November 4, 2025

John Mew, 95-year-old inventor of ‘Mewing’, joins TikTok

Never would you consider John Mew as an influencer. He is a 95-year-old orthodontist living in a castle with a moat in Sussex, England. In the medical community, he is a pariah, a provider of controversial theories that led to the revocation of his license by the General Dental Council in 2017. His main idea is that common dental treatments like braces cause terrible damage, and that special tongue exercises known as “mewing” can straighten your teeth and make you more beautiful. Mew spent most of his life as an outcast, but over the last decade, he has followed a path to celebrity that is strange even by the twisted standards of the Internet.

A Troubling Fandom

If you’ve heard of mewing, it’s likely thanks to TikTok. The process became such a popular trend that reportedly kids used it as an excuse not to speak in class. (You can’t talk with your tongue pressed against the palate.) But mewing has a more sinister history.

Mew claims that before and after photos of his patients are proof that dental and facial issues can be fixed with his techniques.
Over the past decade, I have gained devoted followers among the Incels. Incels, short for “involuntary celibates,” are a predominantly male movement of people who believe they are doomed to a life without sex and love due to physical, psychological, and other deficiencies. It is a nihilistic community that promotes self-hatred, with “weak jaws” being one of the many flaws that incels believe make them inherently unattractive. Mewing, a self-administered exercise linked to a philosophy that argues you have been mutilated by a cruel and unjust world, offers a seductive promise. Some incels cling to the idea that mewing can make you attractive to women who would otherwise find you grotesque.

According to Mew, it is not the incels who are responsible for his fame, but his son. Mike Mew’s exposure to orthotropics came early; as a child, his father used Mike as a test subject. Today, the younger Mew’s jaw is undeniably defined, and he has dedicated his life to spreading the gospel. Mike became an orthodontist and started making YouTube videos on the topic over a decade ago.

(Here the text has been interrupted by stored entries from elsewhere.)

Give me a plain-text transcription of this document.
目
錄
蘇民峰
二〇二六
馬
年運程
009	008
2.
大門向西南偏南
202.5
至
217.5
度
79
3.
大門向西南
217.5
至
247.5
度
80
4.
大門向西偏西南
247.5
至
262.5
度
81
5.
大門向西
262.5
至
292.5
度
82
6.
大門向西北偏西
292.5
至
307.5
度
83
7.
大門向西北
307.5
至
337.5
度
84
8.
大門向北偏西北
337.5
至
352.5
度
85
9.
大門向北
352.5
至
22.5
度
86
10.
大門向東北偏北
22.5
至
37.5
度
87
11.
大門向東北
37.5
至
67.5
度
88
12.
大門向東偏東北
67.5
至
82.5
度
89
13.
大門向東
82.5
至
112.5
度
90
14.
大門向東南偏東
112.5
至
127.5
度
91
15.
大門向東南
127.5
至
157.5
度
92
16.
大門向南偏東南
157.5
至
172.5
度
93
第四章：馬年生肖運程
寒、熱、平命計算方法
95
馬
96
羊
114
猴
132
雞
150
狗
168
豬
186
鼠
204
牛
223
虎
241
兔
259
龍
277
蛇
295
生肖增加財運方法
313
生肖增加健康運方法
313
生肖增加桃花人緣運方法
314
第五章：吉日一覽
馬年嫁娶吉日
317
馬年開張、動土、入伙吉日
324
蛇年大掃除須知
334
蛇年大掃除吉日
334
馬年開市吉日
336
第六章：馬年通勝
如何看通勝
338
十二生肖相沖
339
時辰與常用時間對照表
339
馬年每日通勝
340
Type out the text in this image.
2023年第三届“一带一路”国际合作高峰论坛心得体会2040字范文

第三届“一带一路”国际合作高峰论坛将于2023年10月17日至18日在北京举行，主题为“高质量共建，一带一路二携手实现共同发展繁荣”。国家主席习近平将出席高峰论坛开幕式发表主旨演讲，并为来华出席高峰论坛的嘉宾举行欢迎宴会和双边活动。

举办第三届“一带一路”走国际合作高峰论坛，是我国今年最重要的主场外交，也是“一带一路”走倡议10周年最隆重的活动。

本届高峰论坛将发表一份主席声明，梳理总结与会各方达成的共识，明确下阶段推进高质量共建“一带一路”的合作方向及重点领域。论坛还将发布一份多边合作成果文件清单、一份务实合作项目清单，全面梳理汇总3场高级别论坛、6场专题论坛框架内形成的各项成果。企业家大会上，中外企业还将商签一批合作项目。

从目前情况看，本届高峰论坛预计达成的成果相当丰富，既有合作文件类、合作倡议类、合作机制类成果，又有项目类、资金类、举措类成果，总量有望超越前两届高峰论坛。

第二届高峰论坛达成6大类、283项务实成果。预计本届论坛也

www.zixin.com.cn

Mewing began to spread from specialized internet forums, starting first with a Reddit forum in 2018. It is an echo chamber where young people post before and after photos, convincing each other they have a problem and that mewing is the cure. The body of scientific evidence supporting mewing and orthotropics is scarce, but an increasingly online army of people swear by it.

Reddit offered mewing a gateway to the mainstream. The topic went viral in the latter months of 2023. It has recently been covered by the likes of and many other local and international media outlets. It is also the subject of a new Netflix documentary called “Wide Open,” produced by the A24 tasting studio.

In an increasingly fractured internet of algorithmic bubbles, one could easily find Mew’s beliefs and prescriptions without hearing about the controversies or alleged downsides. In 2020, described how Mew spent his forced retirement locked in his castle, “arguing about orthotropics on Facebook.” But where he may have lost in the battle with the medical establishment, it seems he is winning the war of online public opinion.
Mike Mew stated that it’s just a matter of time. “We are getting 100 million visits on TikTok per day,” he said. The only question is how long it will take for that cohort to feed the system and start asking their orthodontist questions they can’t answer. As soon as they have their own children, they won’t accept this garbage being sold to the rest of the population.”

On TikTok, John Mew cheerfully responds to his followers. He encourages them to maintain their “meow streaks,” suggests they should consider fake orthodontic appliances, and claims that his techniques are a cure for sleep apnea. Mew also shares his thoughts on other topics, such as his love for intermittent fasting and concerns about the “harmful” ideology of political correctness. There is only an occasional hint of the controversy surrounding him.

“I don’t know anything about TikTok, but they know everything about me,” says John Mew in a video. “I was born too early for the computer world.”